+26367 Let \(\mathbf{u}\) and \(\mathbf{v}\) be vectors such that \(\|\mathbf{u}\| = 3\) and \(\|\mathbf{v}\| = 2\),
such that the angle between \(\mathbf{u}\) and \(\mathbf{v}\) when placed tail to tail is 60 degrees.
Let \(\mathbf{A}\) be a matrix such that \(\mathbf{row}_1(\mathbf{A}) = \mathbf{u},\ \mathbf{row}_2(\mathbf{A}) = \mathbf{v}\).
Then what are \(\mathbf{A} \mathbf{u},\ \mathbf{A} \mathbf{v}\)?
My attempt:
\(\begin{array}{|rcll|} \hline \mathbf{uv} &=& \|\mathbf{u}\|\|\mathbf{v}\|\cos{60^\circ} \\ \mathbf{uv} &=& 3*2*\dfrac12 \\ \mathbf{uv} &=& \mathbf{3} \\ \hline \end{array}\)
\(\begin{array}{|rcll|} \hline \text{Let } \mathbf{u}&=&\dbinom{u_x}{u_y} \\ \text{Let }\mathbf{v}&=&\dbinom{v_x}{v_y} \\ \hline \mathbf{A} &=& \begin{pmatrix} u_x & u_y \\ v_x & v_y \end{pmatrix} \\ \hline \end{array} \)

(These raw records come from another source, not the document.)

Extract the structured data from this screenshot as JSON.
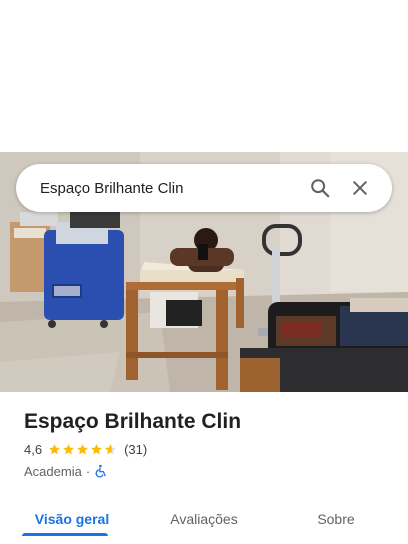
{
  "search": {
    "query": "Espaço Brilhante Clin",
    "search_icon": "search-icon",
    "close_icon": "close-icon"
  },
  "photo": {
    "description_icon": "place-photo"
  },
  "place": {
    "name": "Espaço Brilhante Clin",
    "rating": "4,6",
    "rating_value": 4.6,
    "stars_max": 5,
    "review_count": "(31)",
    "category": "Academia",
    "separator": "·",
    "accessibility_icon": "wheelchair-icon"
  },
  "tabs": [
    {
      "label": "Visão geral",
      "active": true
    },
    {
      "label": "Avaliações",
      "active": false
    },
    {
      "label": "Sobre",
      "active": false
    }
  ],
  "colors": {
    "accent": "#1a73e8",
    "star": "#fbbc04",
    "text_primary": "#202124",
    "text_secondary": "#5f6368"
  }
}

\(\begin{array}{|rcll|} \hline \mathbf{Au} &=& \begin{pmatrix} u_x & u_y \\ v_x & v_y \end{pmatrix}\dbinom{u_x}{u_y} \\\\ \mathbf{Au} &=& \dbinom{u_x^2+u_y^2}{u_xv_x+u_yv_y} \\\\ \mathbf{Au} &=& \dbinom{\|\mathbf{u}\|^2}{\mathbf{uv}} \\\\ \mathbf{Au} &=& \dbinom{3^2}{3} \\\\ \mathbf{Au} &=& \mathbf{\dbinom{9}{3}} \\ \hline \end{array} \begin{array}{|rcll|} \hline \mathbf{Av} &=& \begin{pmatrix} u_x & u_y \\ v_x & v_y \end{pmatrix}\dbinom{v_x}{v_y} \\\\ \mathbf{Av} &=& \dbinom{u_xv_x+u_yv_y}{v_x^2+v_y^2} \\\\ \mathbf{Av} &=& \dbinom{\mathbf{uv}}{\|\mathbf{v}\|^2} \\\\ \mathbf{Av} &=& \dbinom{3}{2^2} \\\\ \mathbf{Av} &=& \mathbf{\dbinom{3}{4}} \\ \hline \end{array}\)